Produits d’élevage
Transformer pour mieux vendre
Les éleveurs de la région de l’Ouest sont désormais armés pour faire valoir leurs produits, et en particulier les aulacodes, sur le marché camerounais. Pendant deux journées, ils ont eu droit à une formation théorique et pratique sur les méthodes de fumage de viandes adaptées à leur environnement. C’était les 29 et 30 juin dernier à la ferme pilote du CIPCRE.
Eleverles aulacodes, c’est bien. Mais en faire une véritable source de revenu, c’est mieux. C’est dans cette optique qu’ont eu lieu deux journées de formation en techniques de fumage des produits d’élevage organisées par l’Unité de promotion des Initiatives Locales de développement du CIPCRE. Elles se sont tenues les 29 et 30 juin à la ferme pilote du CIPCRE Bafoussam avec pour objectif principal le renforcement des capacités des éleveurs en techniques écologiques de transformation de leurs produits. C’était là une réponse au besoin urgent des éleveurs d’aulacodes, qui avaient bien du mal à tirer bénéfice des ventes de leurs produits. Lors de la formation des formateurs endogènes en aulacodiculture en novembre 2008, ces derniers avaient exprimé le besoin de donner à leur produit une valeur ajoutée et de pouvoir conserver leurs animaux une fois la maturité atteinte. L’on a noté à cet atelier la participation de 17 éleveurs dont 9 femmes, responsables ou représentants des groupes, en provenance de 7 localités de la région de l’Ouest à savoir Dschang, Mbouda, Bafoussam, Bayangam, Baham, Galim et Bahouan.
Les participant(e)s ont eu droit à l’initiation aux techniques de fumage à froid et à chaud. Les différentes démarches du fumage à chaud ont été revisitées. Tout au long de cette formation, l’accent a été mis sur les différentes règles d’hygiène à respecter : hygiène corporelle, hygiène du lieu de fumage comme celui de l’abattage des animaux, du matériel à utiliser et surtout de l’animal à fumer qui selon les indications de la formatrice doit être bien saigné, ne doit être ni trop jeune ni trop vieux afin d’éviter une chair molle ou dure. Il faut aussi éviter que les mouches s’y posent. Les participants ont été mis en garde contre l’utilisation du pétrole ou du plastique à cause de leur toxicité, du bois à essence tel l’eucalyptus, le sapin et le pin à cause de la forte odeur de fumée qu’ils dégagent. Il leur a été conseillé d’utiliser le bois de l’avocatier, le bois jaune, les coques de coco, la peau de banane et les déchets de canne à sucre pour leur odeur douce. La formatrice n’a pas manqué d’ajouter à son enseignement de petites recettes et astuces d’assaisonnement pour donner plus de goût à leurs produits. En voici quelques unes :
- Nettoyer soigneusement la viande.
- écraser les condiments tels que l’oignon, ail, poireau ; persil, piment selon les goûts, mettre du sel.
- mélanger convenablement les condiments avec la viande et laisser macérer dans le mélange pendant 1heure, puis retirer et laisser égoutter pendant 45min.
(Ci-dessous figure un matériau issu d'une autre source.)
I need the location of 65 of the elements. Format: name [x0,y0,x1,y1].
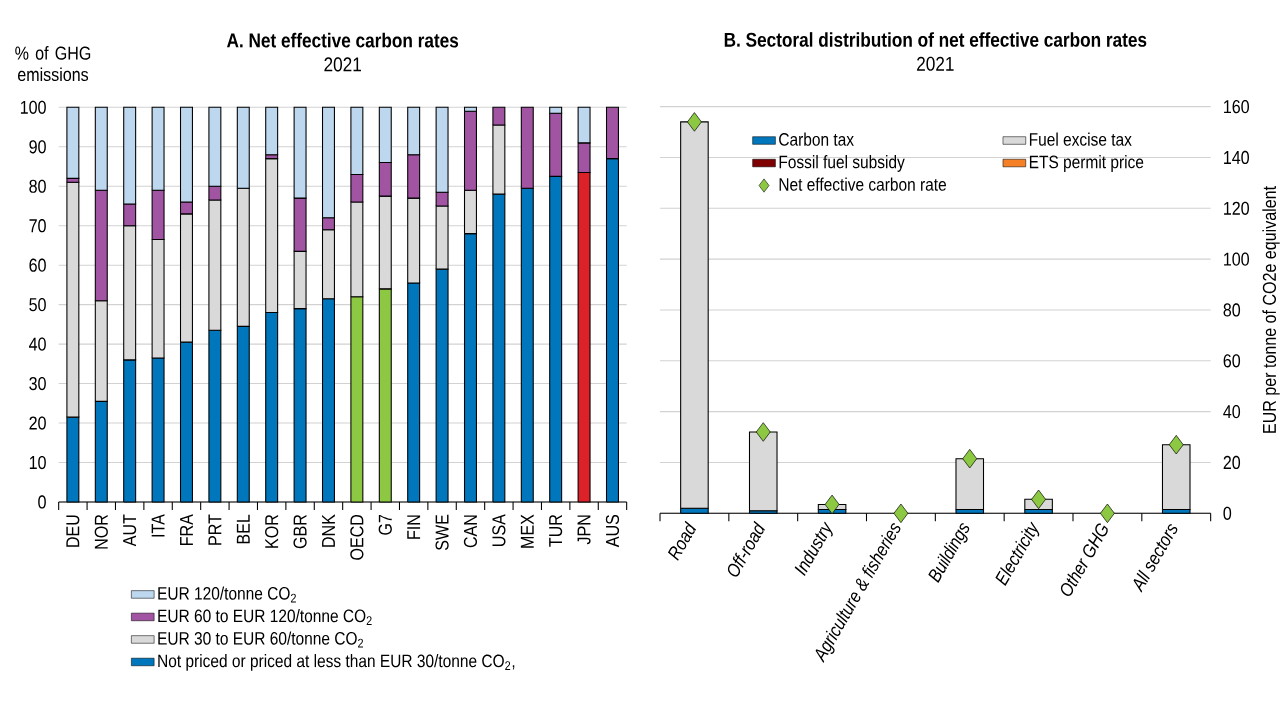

En général, il est toujours bon d’ouvrir l’animal pour faciliter non seulement la macération, mais aussi réduire le temps de fumage. Le fumage proprement dit nécessite une température variant entre 30°c et 90°c la stratégie étant d’aller tout doucement ceci pour permette à l’arome produit par la fumée de pénétrer progressivement dans les cellules de la viande.
Allier la théorie à la pratique a été le point fort de cet atelier au sortir duquel plusieurs participants étaient satisfaits de la formation reçue. Ils se sont donnés pour objectif la mise en application des techniques apprises puisque, disent-ils, le matériel de fumage tel que indiqué par la formatrice est déjà soit disponible chez certains d’entre eux, soit facile à fabriquer parce que les matériaux nécessaires existent sur place.